There are two bills introduced in the Iowa Senate that provide some additional flexibility to when Iowa’s public schools and accredited non-public schools can start their school year. In 2015, former Iowa Governor Terry Branstad signed a bill into law that said schools could begin their school years no earlier than August 23. This change in the law was primarily done to avoid a conflict with students and families involved with the Iowa State Fair, as well as, over concerns that early school start times potential negative impact on tourism in the state.
Prior to this, schools had to wait until the week of September 1st but could start earlier if they received a waiver from the Iowa Department of Education.
The first bill, SF 2063 sponsored by State Senator Randy Feenstra (R-Hull), says if August 23 falls on a Thursday or Friday then schools may begin on the preceding Wednesday.
The second bill, SF 2064, sponsored by State Senator Mark Lofgren (R-Muscatine), states that schools may start on August 23 or the Monday following the close of the Iowa State Fair, whichever comes earlier.
The Iowa State Fair closes this year on August 19th, so should Lofgren’s bill pass, schools could start as early as August 20th. Under Feenstra’s bill next school year, schools could start a day earlier on August 22nd.
Adventureland Amusement Park, Team Iowa, and Travel Federation of Iowa have registered opposition to the legislation. The Iowa Catholic Conference, Iowa Association of Christian Schools, Rural School Advocates of Iowa, Urban Education Network of Iowa, and Des Moines Public Schools have registered support for the additional flexibility.

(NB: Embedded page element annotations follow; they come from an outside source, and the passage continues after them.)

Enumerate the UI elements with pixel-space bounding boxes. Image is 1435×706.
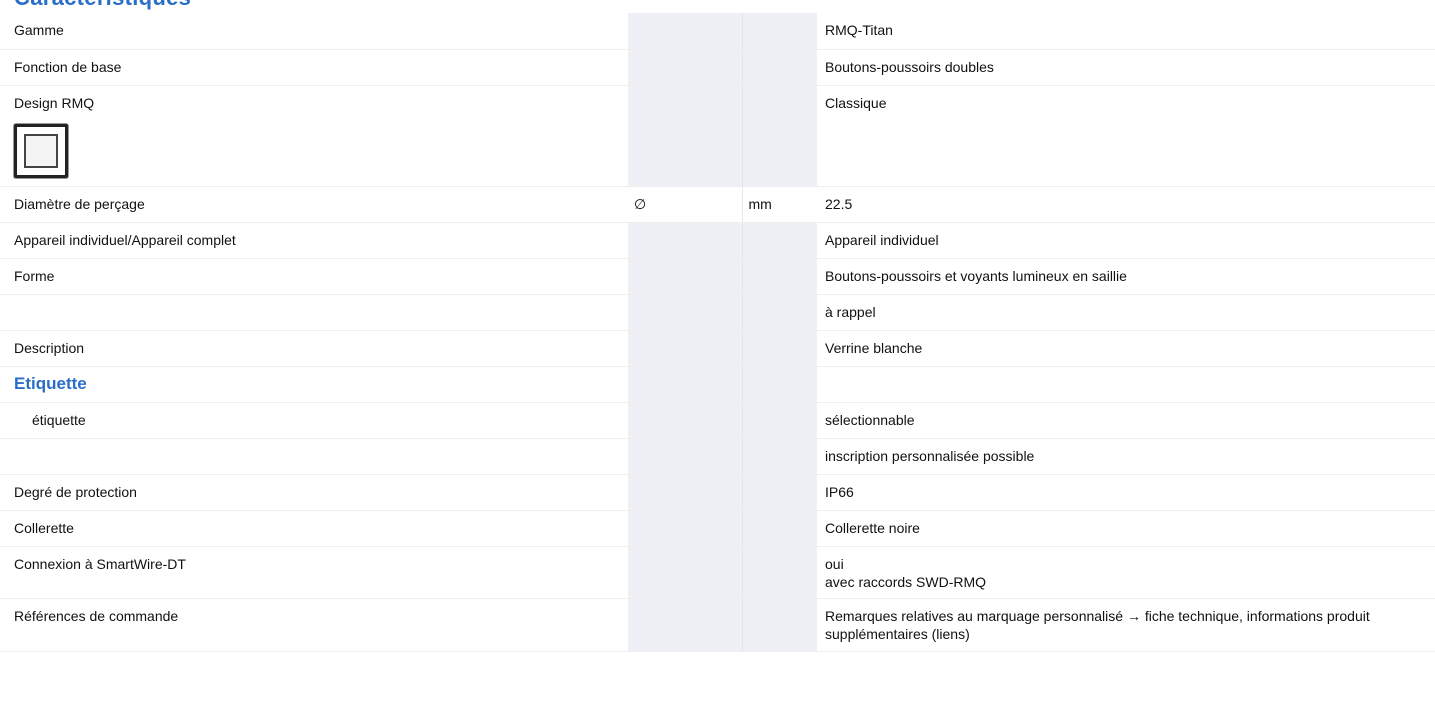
spec-row-references: Références de commande Remarques relativ… (0, 598, 1435, 652)
spec-row-diametre: Diamètre de perçage ∅ mm 22.5 (0, 186, 1435, 223)
square-frame-icon (14, 123, 68, 178)
spec-value: à rappel (817, 294, 1435, 331)
spec-value: avec raccords SWD-RMQ (825, 573, 987, 590)
spec-label: Collerette (0, 510, 628, 547)
spec-row-etiquette: étiquette sélectionnable (0, 402, 1435, 439)
spec-unit (742, 510, 817, 547)
spec-symbol (628, 402, 743, 439)
spec-label-cell: Design RMQ (0, 85, 628, 187)
spec-label: Appareil individuel/Appareil complet (0, 222, 628, 259)
spec-value: oui (825, 555, 844, 572)
spec-unit (742, 546, 817, 599)
spec-row-fonction: Fonction de base Boutons-poussoirs doubl… (0, 49, 1435, 86)
spec-value: Classique (817, 85, 1435, 187)
spec-row-protection: Degré de protection IP66 (0, 474, 1435, 511)
spec-symbol (628, 330, 743, 367)
spec-unit (742, 402, 817, 439)
spec-unit (742, 438, 817, 475)
spec-row-gamme: Gamme RMQ-Titan (0, 13, 1435, 50)
spec-label: Design RMQ (14, 94, 95, 111)
spec-symbol (628, 294, 743, 331)
spec-symbol (628, 49, 743, 86)
spec-row-smartwire: Connexion à SmartWire-DT oui avec raccor… (0, 546, 1435, 599)
spec-label: Références de commande (0, 598, 628, 652)
spec-symbol (628, 366, 743, 403)
spec-row-design: Design RMQ Classique (0, 85, 1435, 187)
spec-value: Appareil individuel (817, 222, 1435, 259)
spec-value: sélectionnable (817, 402, 1435, 439)
spec-value: Verrine blanche (817, 330, 1435, 367)
spec-symbol (628, 510, 743, 547)
spec-unit (742, 13, 817, 50)
spec-value: inscription personnalisée possible (817, 438, 1435, 475)
spec-label: Degré de protection (0, 474, 628, 511)
spec-label: Diamètre de perçage (0, 186, 628, 223)
spec-value-cell: oui avec raccords SWD-RMQ (817, 546, 1435, 599)
spec-unit (742, 258, 817, 295)
spec-value: Boutons-poussoirs doubles (817, 49, 1435, 86)
spec-row-forme: Forme Boutons-poussoirs et voyants lumin… (0, 258, 1435, 295)
spec-label (0, 438, 628, 475)
spec-symbol (628, 438, 743, 475)
spec-symbol (628, 13, 743, 50)
spec-section-etiquette: Etiquette (0, 366, 1435, 403)
spec-row-inscription: inscription personnalisée possible (0, 438, 1435, 475)
spec-table: Gamme RMQ-Titan Fonction de base Boutons… (0, 13, 1435, 652)
spec-label: Forme (0, 258, 628, 295)
spec-value (817, 366, 1435, 403)
spec-unit (742, 330, 817, 367)
spec-row-rappel: à rappel (0, 294, 1435, 331)
spec-row-collerette: Collerette Collerette noire (0, 510, 1435, 547)
spec-unit: mm (742, 186, 817, 223)
spec-unit (742, 85, 817, 187)
spec-value: IP66 (817, 474, 1435, 511)
spec-symbol (628, 546, 743, 599)
spec-value: Remarques relatives au marquage personna… (817, 598, 1435, 652)
spec-value: Boutons-poussoirs et voyants lumineux en… (817, 258, 1435, 295)
spec-symbol (628, 598, 743, 652)
spec-symbol (628, 85, 743, 187)
spec-unit (742, 474, 817, 511)
spec-value: 22.5 (817, 186, 1435, 223)
spec-symbol (628, 258, 743, 295)
section-title: Caractéristiques (14, 0, 191, 10)
spec-value: RMQ-Titan (817, 13, 1435, 50)
spec-row-description: Description Verrine blanche (0, 330, 1435, 367)
spec-value: Collerette noire (817, 510, 1435, 547)
diameter-symbol: ∅ (628, 186, 743, 223)
spec-unit (742, 598, 817, 652)
spec-label: Fonction de base (0, 49, 628, 86)
spec-symbol (628, 222, 743, 259)
spec-symbol (628, 474, 743, 511)
spec-unit (742, 222, 817, 259)
spec-label: Gamme (0, 13, 628, 50)
spec-row-appareil: Appareil individuel/Appareil complet App… (0, 222, 1435, 259)
spec-label: Description (0, 330, 628, 367)
spec-label: Connexion à SmartWire-DT (0, 546, 628, 599)
spec-unit (742, 294, 817, 331)
spec-label: étiquette (0, 402, 628, 439)
section-heading: Etiquette (0, 366, 628, 403)
spec-label (0, 294, 628, 331)
spec-unit (742, 366, 817, 403)
spec-unit (742, 49, 817, 86)
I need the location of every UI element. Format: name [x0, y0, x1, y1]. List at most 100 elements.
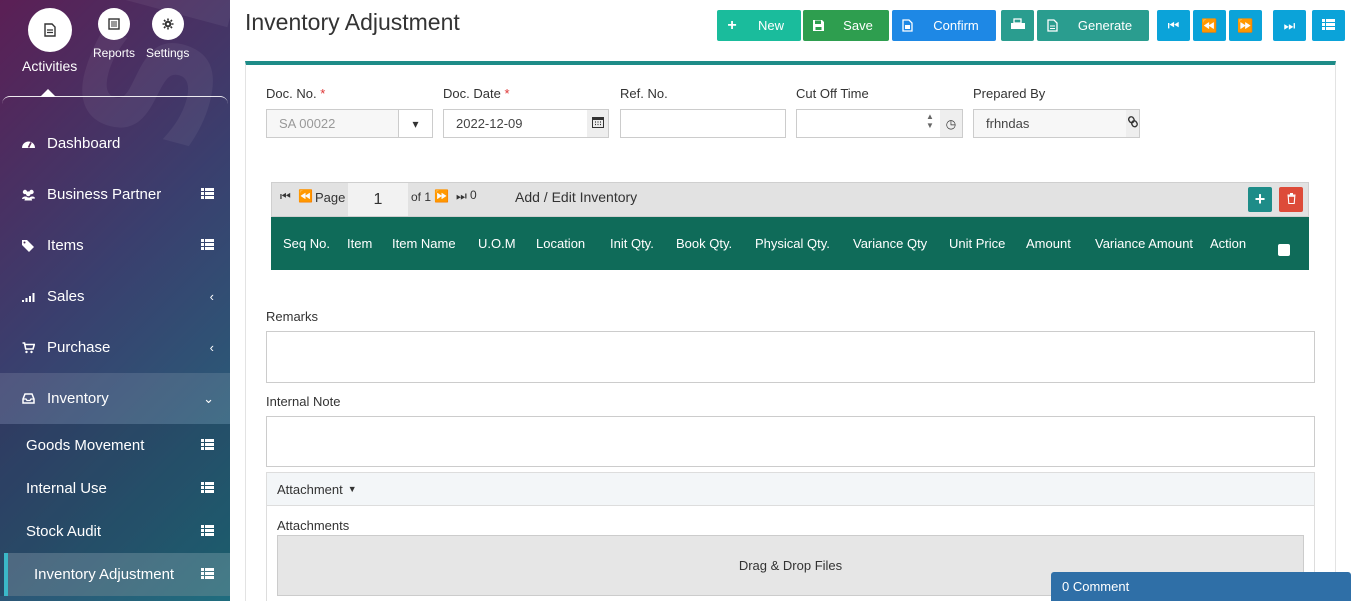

SF 2063 was assigned to a subcommittee consisting of State Senators Lofgren, Robert Hogg (D-Cedar Rapids), and Ken Roozeboom (R-Oskaloosa) who recommended indefinite postponement of the bill. The same subcommittee considered SF 2064 and recommended passage so the Senate Education Committee will now consider the bill.
My Take: The bills themselves provide additional flexibility for school districts and accredited non-public schools, and that is a good thing in light of the current law. In principle, the state should not dictate to locally elected school boards when their school year can start. It should be a matter for local control. Personally, I don’t favor an earlier start date. (I homeschool, but the last two years my youngest daughter has attended a couple of classes at Des Moines Public Schools’ Central Campus.) Even so, I still believe that elected school boards should be able to decide what is best for their districts, not Des Moines. I also think the state does not have any business telling a private school when they can start.
As parents, if we have grievances with the decision made we can appeal to the school board. If they do not respond, we can work to have them removed. Typically, the closer to home that these decisions are being made the more responsive they are going to be to their constituents.